Fujiwara: That's a good example. "Diabolik" is a film in which eventually, everything is put on display. There's the early scene with all of the dollar bills covering the giant bed, and at the end he's covered in gold, isn't he? The result of all his activities seems to be, on the one hand, destroy the financial structure, as you say, and on the other hand to decorate their internal world. Diabolik and his girlfriend live in this cave where everything becomes a kind of art object. They're the ultimate collectors, the ultimate avant-garde art connoisseurs. Money eventually becomes an art object. That's a very extreme position — especially for Mario Bava, who had no money. That was probably his most expensive film.

Roberts: Yes, it's somehow reassuring that when he did get some money, this is what he did.

Fujiwara: It's quite a radical film in that respect. Usually, caper films are not so interesting to me. It's one of the least interesting genres.

Roberts: Perhaps there's too much focus on planning and execution. The generic pattern is very familiar: assemble the team of quirky experts, there are tensions between the group that foreshadow schisms that might cause the crime to fail, they practice, rehearse, something goes wrong in the execution. I suppose it's just very predictable plot structure, and more about the mechanics of execution than delineating characters or talking about relationships between people. There some some amusing films about planned crimes, though. "Charley Varrick" (1973) with Walter Matthau, for example, though I suppose that's more of a bank heist film. Something goes wrong during the heist, because the mafia is using the bank they knock off, and then the mob is after them and it becomes a serious problem.

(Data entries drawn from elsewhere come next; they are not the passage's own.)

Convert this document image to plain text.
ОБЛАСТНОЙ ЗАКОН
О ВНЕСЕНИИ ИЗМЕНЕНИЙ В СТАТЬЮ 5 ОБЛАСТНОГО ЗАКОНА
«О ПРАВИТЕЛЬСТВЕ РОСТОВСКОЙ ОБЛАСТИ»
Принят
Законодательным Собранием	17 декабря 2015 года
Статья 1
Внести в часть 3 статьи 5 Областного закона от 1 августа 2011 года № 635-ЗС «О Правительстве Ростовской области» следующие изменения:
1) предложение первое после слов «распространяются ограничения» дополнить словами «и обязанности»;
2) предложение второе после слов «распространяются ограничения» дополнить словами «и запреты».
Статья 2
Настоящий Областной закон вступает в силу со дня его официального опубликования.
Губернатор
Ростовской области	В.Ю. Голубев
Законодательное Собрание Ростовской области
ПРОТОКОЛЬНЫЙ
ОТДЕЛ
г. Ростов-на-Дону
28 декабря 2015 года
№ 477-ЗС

Fujiwara: That's a great film. Initially it's a heist film, but then the theft reveals the structure of social relationships, this hidden financial network that was not apparent before, over which Varrick eventually triumphs. This is another 70s film that is very much about being independent. Charley Varrick is, as it's printed right on his jacket, "the last of the independents." We see all of the pictures of him when he was working in a carnival as a stunt pilot. The film is about linking this man to an older time and then — much like in "Point Blank" — putting him up against a modern universe in which everything is very impersonal, very bleak. At the end, he rejects it all and goes to Mexico, like people in Peckinpah films.
  One film that came out last year that I liked was Spike Lee's "Inside Man". It's definitely not a typical heist film. It's also a film in which the nature of what's being stolen eventually becomes ambiguous, and in an interesting way. In general, though, it's not a very appealing genre. I used to think that the first "Ocean's Eleven" was the worst film ever made, but one of the things that happens as history goes forward, and more and more films get made, is that eventually we realize that the films we used to hate aren't that bad. Compared to the Soderbergh film, the first "Ocean's Eleven" is pretty good. The Soderbergh version is a new nostalgia, not what we were talking about before. It's a nostalgia for the early 1960s, for a certain kind of masculinity.

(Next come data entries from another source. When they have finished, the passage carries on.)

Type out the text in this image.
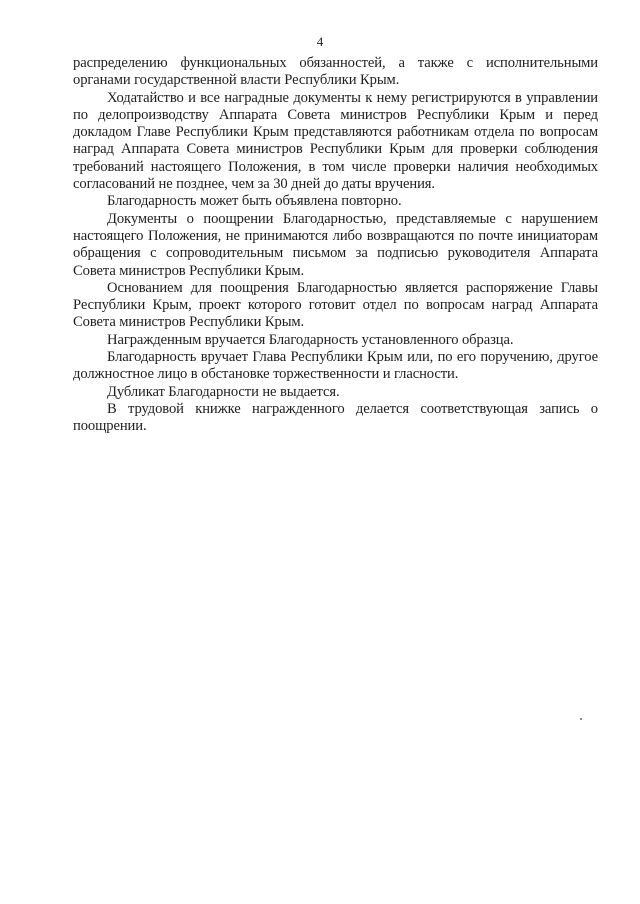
4

распределению функциональных обязанностей, а также с исполнительными органами государственной власти Республики Крым.

Ходатайство и все наградные документы к нему регистрируются в управлении по делопроизводству Аппарата Совета министров Республики Крым и перед докладом Главе Республики Крым представляются работникам отдела по вопросам наград Аппарата Совета министров Республики Крым для проверки соблюдения требований настоящего Положения, в том числе проверки наличия необходимых согласований не позднее, чем за 30 дней до даты вручения.

Благодарность может быть объявлена повторно.

Документы о поощрении Благодарностью, представляемые с нарушением настоящего Положения, не принимаются либо возвращаются по почте инициаторам обращения с сопроводительным письмом за подписью руководителя Аппарата Совета министров Республики Крым.

Основанием для поощрения Благодарностью является распоряжение Главы Республики Крым, проект которого готовит отдел по вопросам наград Аппарата Совета министров Республики Крым.

Награжденным вручается Благодарность установленного образца.

Благодарность вручает Глава Республики Крым или, по его поручению, другое должностное лицо в обстановке торжественности и гласности.

Дубликат Благодарности не выдается.

В трудовой книжке награжденного делается соответствующая запись о поощрении.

Kinugasa: After "Out of Sight" (1998), Soderbergh is recycling patterns from very bright, colorful, and happy films of the 1960s, but how do you see this new nostalgia that, for example, appears in "Ocean's Eleven"? I'm ambivalent about his films. "The Limey" (1999), is quite good, I think.

Fujiwara: It's interesting that you mention "The Limey". I don't think that's a remake of anything, but it's very much a nostalgia film too. It's a film about the 60s, with Terence Stamp as an older guy. Maybe that's one of Soderbergh's concerns, making films that return to the model of earlier films like "Point Blank", or an earlier period of noir films. With Hollywood today, it doesn't seem to be a question of nostalgia, however. I'm not sure that's even the right word to use anymore. When Frederic Jameson talks about films from the 80s like "Body Heat" (1981), the remake of "The Postman Always Rings Twice" (1981), or "Miami Vice" the TV show, he points out that these were all examples of postmodern nostalgia — pastiche. Now, it seems that paradigm Jameson described has been played out and there's a new one. Nostalgia seems too nostalgic for people. Going back to Spike Lee's "Inside Man" for moment, I don't think it did very well. Apparently, audiences don't want to see films that celebrate the independence of thieves. Now, people want to see films about torture. Torture is big.

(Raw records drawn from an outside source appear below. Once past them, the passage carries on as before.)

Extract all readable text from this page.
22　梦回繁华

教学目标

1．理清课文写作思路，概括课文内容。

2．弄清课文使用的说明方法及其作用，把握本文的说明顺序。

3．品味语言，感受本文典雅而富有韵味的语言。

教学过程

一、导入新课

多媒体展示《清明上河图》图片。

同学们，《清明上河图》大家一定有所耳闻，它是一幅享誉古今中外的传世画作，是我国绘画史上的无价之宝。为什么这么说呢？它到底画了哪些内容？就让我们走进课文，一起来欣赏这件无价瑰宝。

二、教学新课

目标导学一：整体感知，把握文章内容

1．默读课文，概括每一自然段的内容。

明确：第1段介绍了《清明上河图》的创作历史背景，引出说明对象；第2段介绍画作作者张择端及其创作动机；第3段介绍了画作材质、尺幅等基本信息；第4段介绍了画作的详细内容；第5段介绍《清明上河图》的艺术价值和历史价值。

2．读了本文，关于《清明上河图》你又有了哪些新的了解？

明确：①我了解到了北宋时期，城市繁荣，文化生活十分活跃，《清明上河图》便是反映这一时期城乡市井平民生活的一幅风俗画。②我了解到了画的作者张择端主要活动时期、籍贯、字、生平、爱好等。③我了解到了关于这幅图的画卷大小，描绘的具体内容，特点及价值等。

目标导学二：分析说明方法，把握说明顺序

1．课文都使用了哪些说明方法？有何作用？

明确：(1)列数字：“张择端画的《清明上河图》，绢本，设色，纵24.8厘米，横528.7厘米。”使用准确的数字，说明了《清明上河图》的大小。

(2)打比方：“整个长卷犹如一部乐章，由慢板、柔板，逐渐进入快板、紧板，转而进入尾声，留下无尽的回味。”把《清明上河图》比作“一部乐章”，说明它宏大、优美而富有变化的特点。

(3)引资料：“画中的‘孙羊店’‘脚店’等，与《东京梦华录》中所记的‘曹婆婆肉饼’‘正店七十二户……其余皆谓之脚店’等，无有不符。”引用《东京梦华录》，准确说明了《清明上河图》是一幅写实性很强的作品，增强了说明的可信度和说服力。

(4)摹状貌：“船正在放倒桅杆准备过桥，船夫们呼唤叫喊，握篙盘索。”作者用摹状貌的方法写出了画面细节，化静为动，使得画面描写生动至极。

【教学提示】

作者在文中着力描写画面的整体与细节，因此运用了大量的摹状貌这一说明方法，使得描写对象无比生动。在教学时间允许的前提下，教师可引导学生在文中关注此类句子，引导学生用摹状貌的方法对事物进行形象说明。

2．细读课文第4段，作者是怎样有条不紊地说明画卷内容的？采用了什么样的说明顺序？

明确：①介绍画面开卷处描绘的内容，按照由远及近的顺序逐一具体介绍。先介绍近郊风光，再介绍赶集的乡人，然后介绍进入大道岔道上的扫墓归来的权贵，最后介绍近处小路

Kinugasa: What about Michael Mann? I'm not sure if we can tie him to film noir, but his films seem exceptional in Hollywood, they seem to bear the influence of an older style, that he is trying to renovate somehow.

Roberts: There's "Thief" (1981), of course with James Caan, but "Heat" (1995) is a curious a film. Many people didn't like it, but it's an unusual treatment for a crime story. The story itself is straight-forward, but Mann has made it very spacious. Maybe this is part of the renovation: it's quite a long film, and a lot of time is given to incidental characters, both on the side of the police and among the accomplices in the criminal gang, we see them spending time with their wives, their families, and this works to level out the relationship between the Pacino and De Niro characters. It's a deviation from an overall tendency to make such films tighter, more chiseled, harder-edged. Here, there's more space, which allows him to insert violence as punctuation, not continuous mayhem.

Fujiwara: The problem that Michael Mann has, which we also find with Walter Hill, and perhaps Steven Soderbergh, is that they are making these genre films, but it's difficult when nobody else is making them. You can't have a genre in which only one person is making a film. Soderbergh, for example, just made "The Good German" (2006), which is explicitly an attempt to make a late 1940s style of film. The problem is that only he is making that. If it were the late 1940s, or if everybody suddenly made films like that, then Soderbergh's film would make more sense, and we could evaluate it in its context and that would be interesting. As it is, there's something senseless and terrible about it. I don't think there's enough context for these films to work. Michael Mann is an interesting director, but to be really interesting there would need to be an institutional and generic context for what he's doing. He can't just create this on the strength of one film every three years. It often seems that something is lacking in those films, and I wonder if it isn't the lack of a context. These films are often made as if there is a context, but it's not there.